Elías era un chaval que había venido a Madrid huyendo de la fría estepa castellana. Una vez en la capital trabajó de mecánico de automóviles. Como era persona inquieta, no tardó mucho en establecerse por su cuenta. Su taller ocupaba la planta baja del inmueble contiguo al edificio donde ensayábamos, en la calle Matachel del barrio de Villaverde Bajo. Tanta prosperidad, y en tan poco tiempo, le confirió un rasgo de autosuficiencia que, pese a su origen más bien poco o nada ilustrado, no le impedía debatir sobre cualquier tema exhibiendo un desparpajo tan arrogante como necio; incluso se atrevía a discutir de política y, medio en broma, medio en serio, se manifestaba de ideología derechista y reaccionaria.
Estábamos dándole los últimos retoques al “Déjalo Así” que en un par de semanas entraríamos en estudio para grabarlo. Serían algo así como las 19h, cuando la vieja puerta de metal del local sonó golpeada con estrépito interrumpiendo la pieza que tocábamos en esos momentos.
—¡Ya va…! ¡¿Qué formas son esas? Coño!
—¿Es que no os habéis enterado que los “míos” ya han regresado? ¿Están en el Congreso?
—¡Venga Elías tío, danos un cigarrito y vete a tomar por culo…!
—Sí, sí, no me creáis, ya veréis que vais a volver a cantar el Cara al Sol.
Uno de nosotros, no sé quién, se quedó encendiendo un cigarrillo con él mientras los demás seguíamos a lo nuestro. Fue quien nos interrumpió.
—Tíos, que dice que unos Guardias Civiles han secuestrado al Gobierno en el Congreso.
—No le hagas ni puto caso, siempre está con lo mismo. Es un facha desquiciado.

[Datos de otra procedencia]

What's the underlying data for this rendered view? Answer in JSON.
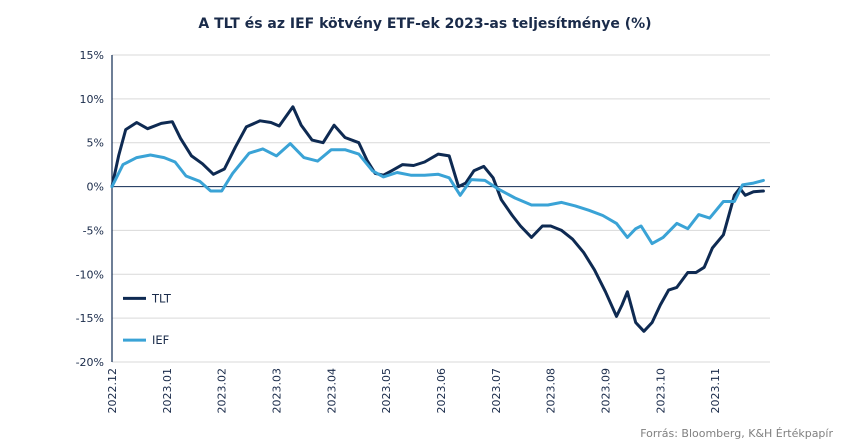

Intentamos seguir con el tema pero yo me quedé con la copla y propuse que hiciéramos un “break” para tomarnos unas cervecitas en el Salinas (un bar de barrio dónde parábamos). Cuando llegamos no había nadie, salvo Alfredo, el dueño. Nada más entrar le pregunté que si se había enterado de que hubiera pasado algo. Me dijo que habían entrado en el Congreso unos Guardias Civiles disparando, que había puesto la radio pero que llevaba un rato emitiendo música militar y que por eso la había apagado. Muy excitado le dije que la volviera a poner, lo hizo y se me heló la sangre cuando escuché esa música arcaica que me retrocedía a los tiempos en que hice el Servicio Militar. Todos nos miramos y sin hacer muchos comentarios, nos bebimos apresuradamente las cervezas y regresamos al local. Por el camino me parecía que la calle del barrio estaba extrañamente vacía. Me sobrecogí. Acordamos de que lo razonable era que cada cual regresara a su casa. No tardé más de un par de minutos en recoger todo y subirme al coche. Nada más arrancar puse la radio y revisé todo el dial encontrándome con la sorpresa de que todas las emisoras emitían normalmente, cierto que todas con una programación centrada en la noticia del secuestro en el Congreso. En una de ellas se leyó un comunicado del Comité Federal de UGT, invitando a los trabajadores a estar atentos por si hubiera que salir a la calle a defender la democracia. No sé si eso me tranquilizó o me creó mayor desasosiego, porque si la sociedad civil seguía expresándose, el enfrentamiento podría llegar de un momento a otro.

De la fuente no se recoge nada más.